In her later years, she lived at 206 Nowlin Lane in East Ridge and had become a member of Trinity Baptist Church.

She died on June 21, 1982, at the age of 79, and was buried alongside her husband in the National Cemetery. Sadly, to me at least, her somewhat detailed obituary makes no reference to her having attended Chattanooga High.

She and her husband did not have any children. But she did leave behind some of her life and character traits in the old scrapbook now in the possession of the Chattanooga Public Library.

It is a book that arrived there with the help of a preservation-minded Dana Sturgis.

* * *

After this story was posted, Charles Sedman emailed to say he had found some additional family information on Ms. Hixon. He had come across a link at the “Find a Grave” website saying her father was George Benjamin Atkins, who died on Aug. 28, 1904. A followup check of his obituary in the Chattanooga Times that was posted about three days later said he had died at the home of his father, Mat Atkins, at 106 Louisa St. of unspecified causes.
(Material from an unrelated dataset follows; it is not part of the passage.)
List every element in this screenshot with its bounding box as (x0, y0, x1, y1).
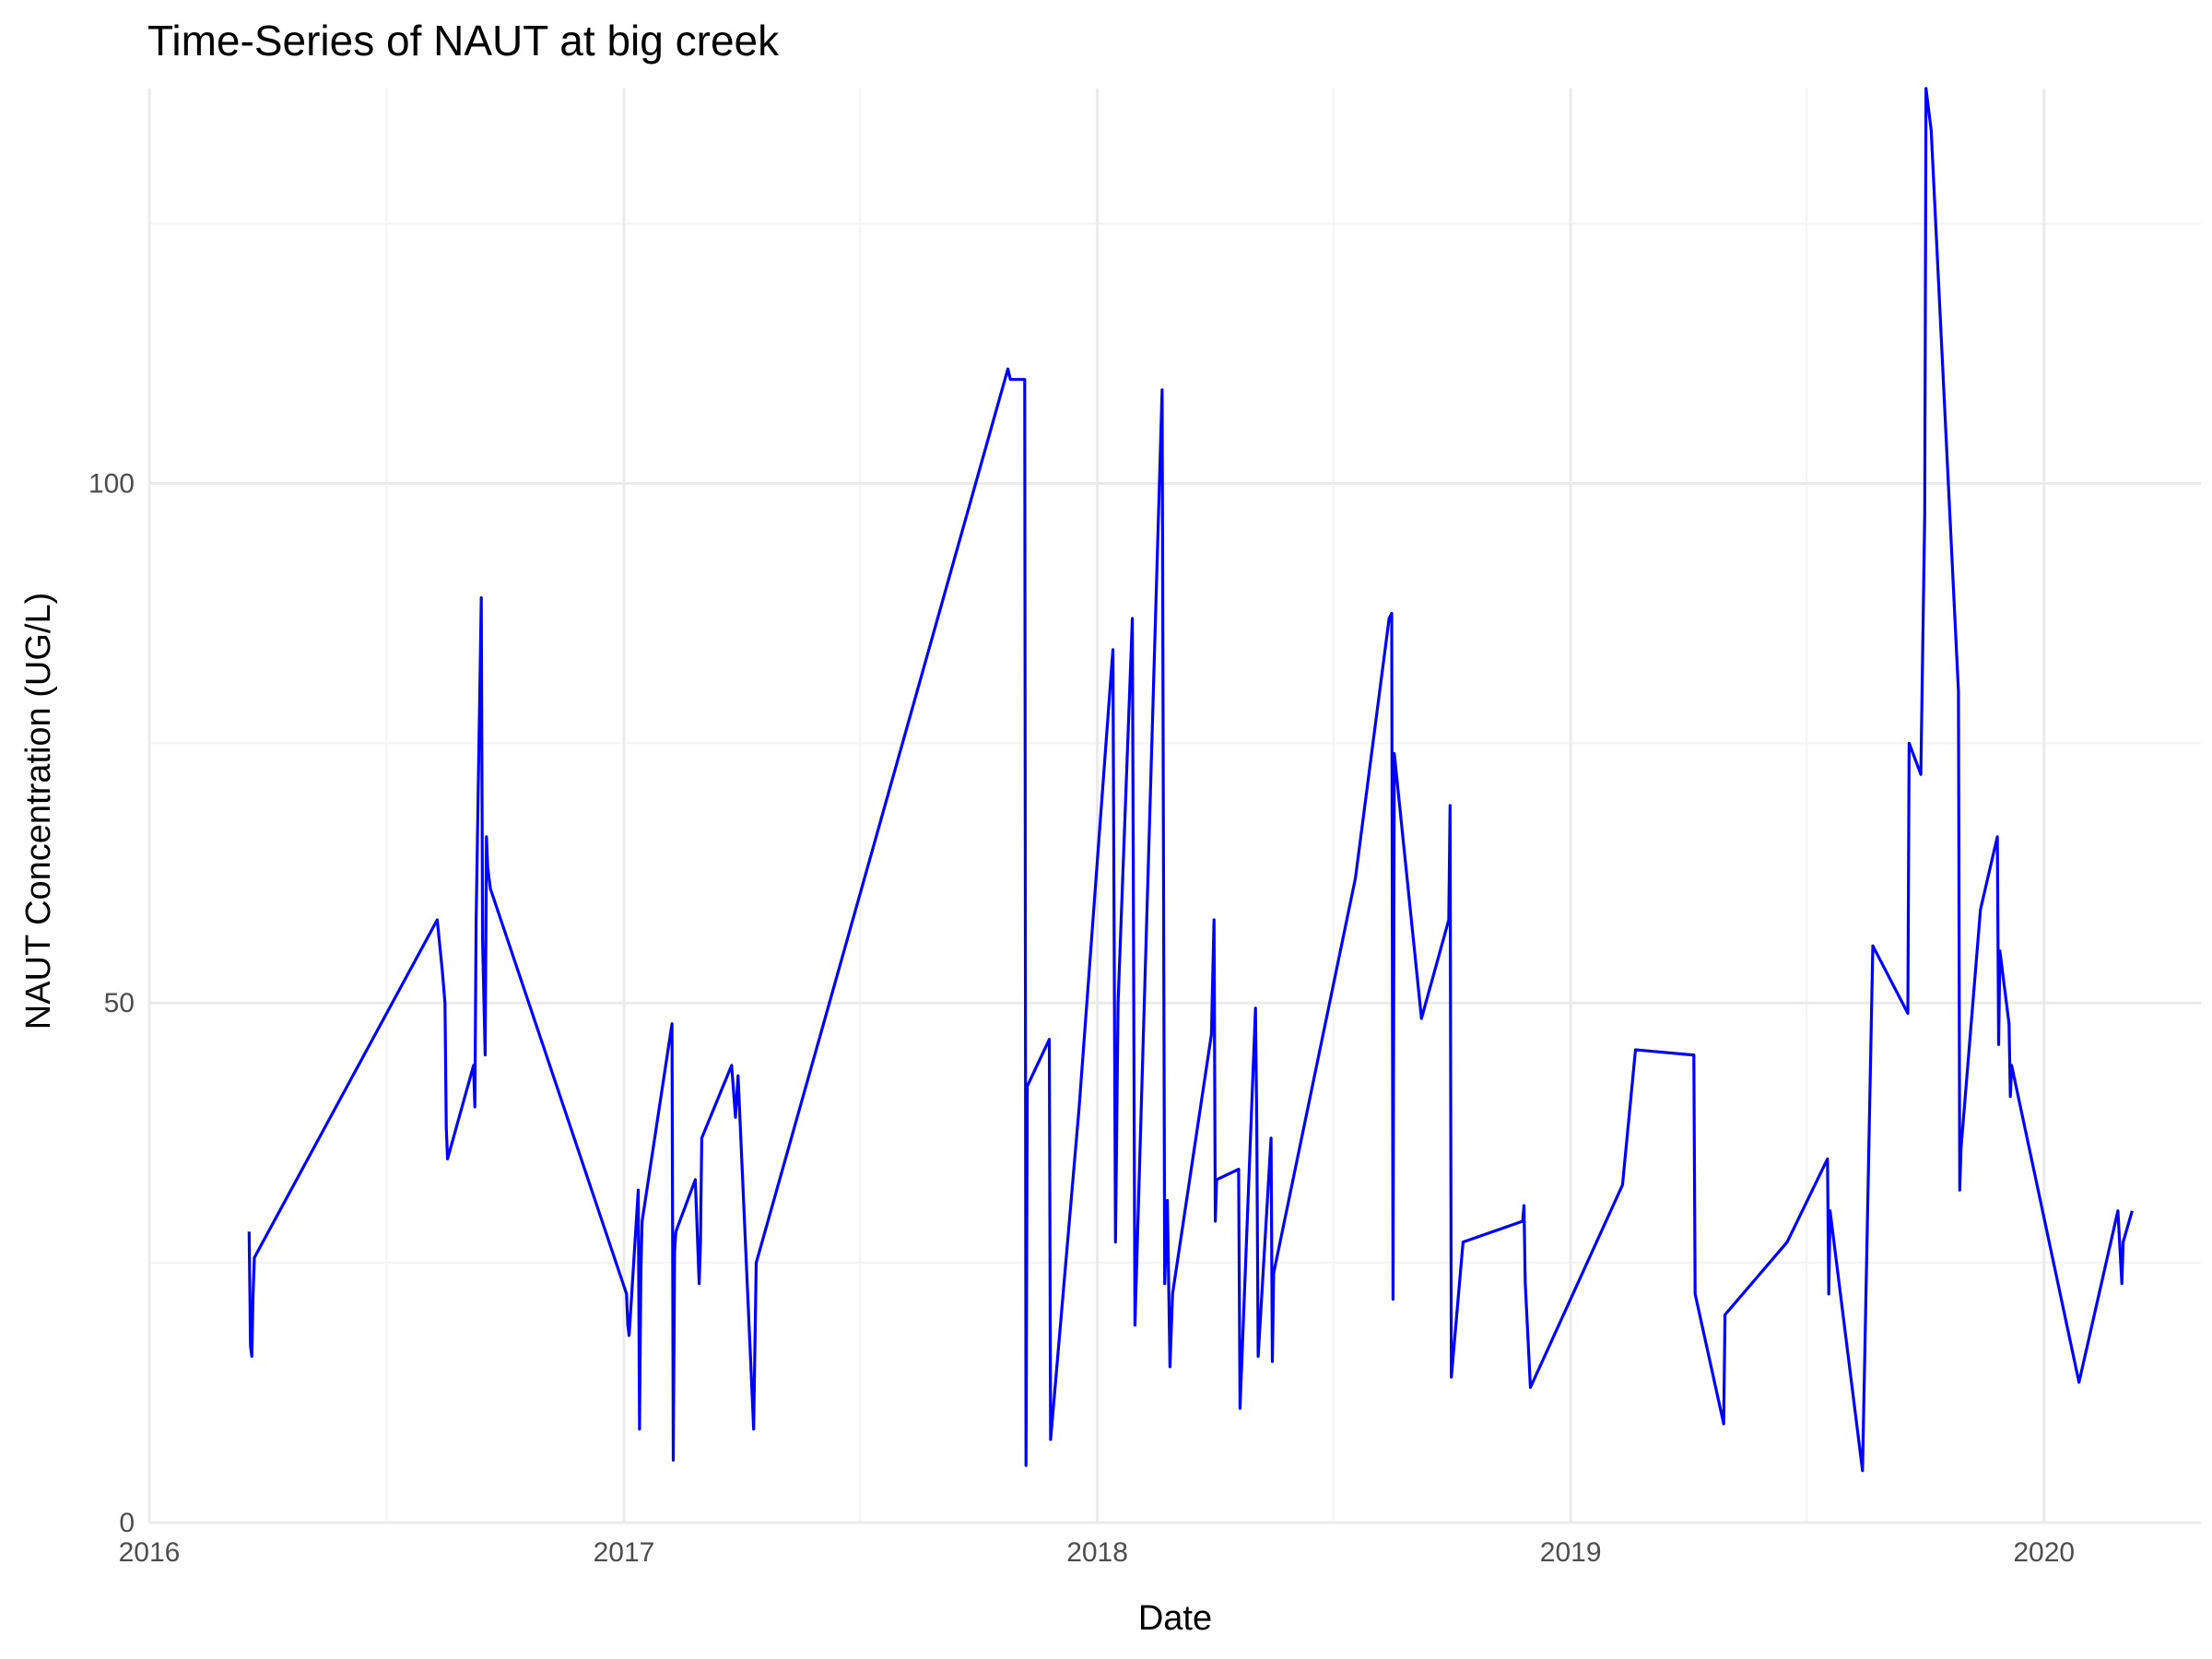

He was only 26. A service that day was conducted by the Knights of Pythias.

The obituary also said he was a baker by trade and had spent his younger years in Walker County, Ga.

Ms. Hixon's mother was Sarah Mabelle “Bell” Sivley Moore, who remarried and lived until 1968.

Scrapbook owner Ms. Hixon and her husband did have one son, who died at birth on Dec. 13, 1922, the Find a Grave site says. Both the infant and Ms. Hixon’s father are buried at Chattanooga Memorial Park off Memorial Drive.